O meu pai era um cabrão. Podia dizer foi. Mas era mentira e desmazelo, porque não se foi. E sendo, continuará a sê-lo. Sei que não fica bem falar assim de um familiar. Só mesmo se ele não for assim tão familiar, mas nesse caso não seria um pai, o pai de alguém que não conheço, ou que conhecendo não me é chegado.
Queria muito que esse cabrão tivesse sido pai de outro alguém. Com as propriedades miraculosas que reconheço ao trauma, podia até ser lhe grata pela forma como mecanizou as arestas da minha alma, não há canto que não dobre em mim.
Obrigada pai.
Um cabrão faz sempre das suas.
Hoje sei, que fui uma das que fizestes, dessas asneiras de prazer feita pessoa humana.
Só que elas crescem, do redondo nascem bicos, ângulos, dos papos sulcam ossos, até o cérebro tão acessível se esconde, num mato denso de cabelos soltos e sonhos espigados. Dentro de um coração geométrico, lá bem dentro, há um coração redondo.
Tão blindado que eu própria tenho que recorrer a meios técnicos para o conseguir ouvir. Sei que existe, porque nele penetram coisas. Não sei por onde entram, porque não volto a extrair.
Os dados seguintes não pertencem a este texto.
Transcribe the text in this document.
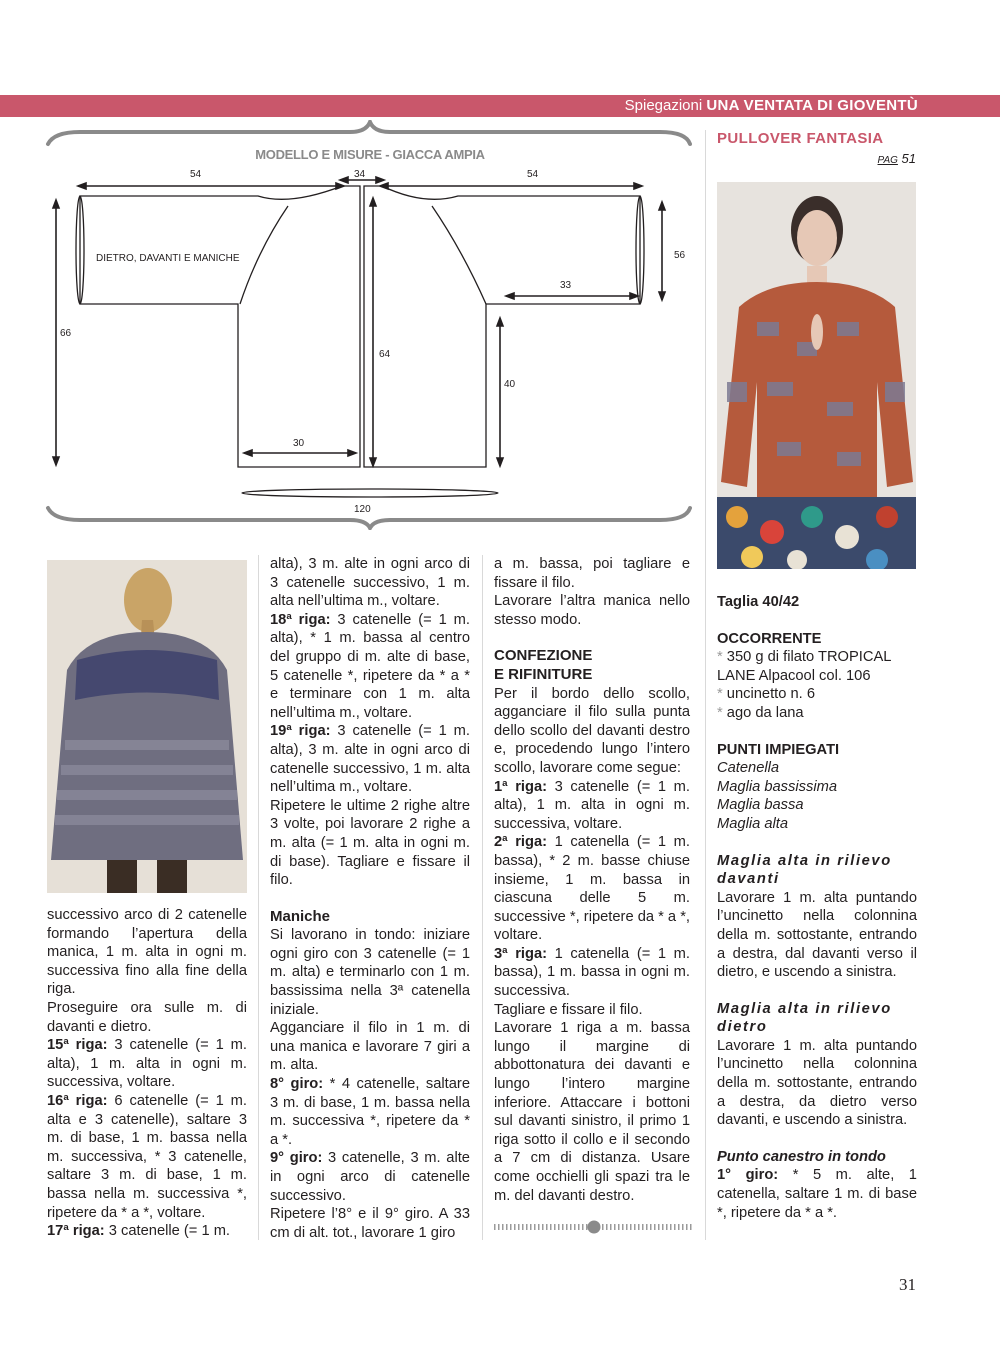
Spiegazioni UNA VENTATA DI GIOVENTÙ
MODELLO E MISURE - GIACCA AMPIA
DIETRO, DAVANTI E MANICHE
54	34	54
66
56
33
64
40
30
120

successivo arco di 2 catenelle formando l’apertura della manica, 1 m. alta in ogni m. successiva fino alla fine della riga.

Proseguire ora sulle m. di davanti e dietro.

15ª riga: 3 catenelle (= 1 m. alta), 1 m. alta in ogni m. successiva, voltare.

16ª riga: 6 catenelle (= 1 m. alta e 3 catenelle), saltare 3 m. di base, 1 m. bassa nella m. successiva, * 3 catenelle, saltare 3 m. di base, 1 m. bassa nella m. successiva *, ripetere da * a *, voltare.

17ª riga: 3 catenelle (= 1 m.

alta), 3 m. alte in ogni arco di 3 catenelle successivo, 1 m. alta nell’ultima m., voltare.

18ª riga: 3 catenelle (= 1 m. alta), * 1 m. bassa al centro del gruppo di m. alte di base, 5 catenelle *, ripetere da * a * e terminare con 1 m. alta nell’ultima m., voltare.

19ª riga: 3 catenelle (= 1 m. alta), 3 m. alte in ogni arco di catenelle successivo, 1 m. alta nell’ultima m., voltare.

Ripetere le ultime 2 righe altre 3 volte, poi lavorare 2 righe a m. alta (= 1 m. alta in ogni m. di base). Tagliare e fissare il filo.

Maniche

Si lavorano in tondo: iniziare ogni giro con 3 catenelle (= 1 m. alta) e terminarlo con 1 m. bassissima nella 3ª catenella iniziale.

Agganciare il filo in 1 m. di una manica e lavorare 7 giri a m. alta.

8° giro: * 4 catenelle, saltare 3 m. di base, 1 m. bassa nella m. successiva *, ripetere da * a *.

9° giro: 3 catenelle, 3 m. alte in ogni arco di catenelle successivo.

Ripetere l’8° e il 9° giro. A 33 cm di alt. tot., lavorare 1 giro

a m. bassa, poi tagliare e fissare il filo.

Lavorare l’altra manica nello stesso modo.

CONFEZIONE
E RIFINITURE

Per il bordo dello scollo, agganciare il filo sulla punta dello scollo del davanti destro e, procedendo lungo l’intero scollo, lavorare come segue:

1ª riga: 3 catenelle (= 1 m. alta), 1 m. alta in ogni m. successiva, voltare.

2ª riga: 1 catenella (= 1 m. bassa), * 2 m. basse chiuse insieme, 1 m. bassa in ciascuna delle 5 m. successive *, ripetere da * a *, voltare.

3ª riga: 1 catenella (= 1 m. bassa), 1 m. bassa in ogni m. successiva.

Tagliare e fissare il filo.

Lavorare 1 riga a m. bassa lungo il margine di abbottonatura dei davanti e lungo l’intero margine inferiore. Attaccare i bottoni sul davanti sinistro, il primo 1 riga sotto il collo e il secondo a 7 cm di distanza. Usare come occhielli gli spazi tra le m. del davanti destro.

PULLOVER FANTASIA
PAG 51

Taglia 40/42

OCCORRENTE

* 350 g di filato TROPICAL LANE Alpacool col. 106

* uncinetto n. 6

* ago da lana

PUNTI IMPIEGATI

Catenella

Maglia bassissima

Maglia bassa

Maglia alta

Maglia alta in rilievo davanti

Lavorare 1 m. alta puntando l’uncinetto nella colonnina della m. sottostante, entrando a destra, dal davanti verso il dietro, e uscendo a sinistra.

Maglia alta in rilievo dietro

Lavorare 1 m. alta puntando l’uncinetto nella colonnina della m. sottostante, entrando a destra, da dietro verso davanti, e uscendo a sinistra.

Punto canestro in tondo

1° giro: * 5 m. alte, 1 catenella, saltare 1 m. di base *, ripetere da * a *.

31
Uma coisa eu sei, desde menina, que amo muito de dentro de mim.
Isabel Saldanha
"My father was a bastard. I could say he was. But that would be a lie and negligence, because he hasn't gone anywhere. And being so, he will continue to be. I know it's not proper to speak this way about a family member. Only if he isn't all that familiar, but in that case, he wouldn't be a father, the father of someone I don't know, or knowing them, they are not close to me.
I really wish that bastard had been someone else's father. With the miraculous properties I recognize in trauma, I might even be thankful for the way he mechanized the edges of my soul, there isn’t a corner that doesn’t bend in me.
Thank you, dad.
A bastard always does his thing.
Today I know that I was one of those you made, those blunders of pleasure made human.
But they grow, from roundness come points, angles, from bulges sculpt bones, even the so accessible brain hides, in a thicket of loose hair and sharp dreams. Inside a geometric heart, deep within, there is a round heart.
So armored that I myself have to resort to technical means to be able to hear it. I know it exists, because things penetrate it. I don’t know how they enter, because I don’t extract them again.
One thing I know, since I was a girl, that I love very much from within me.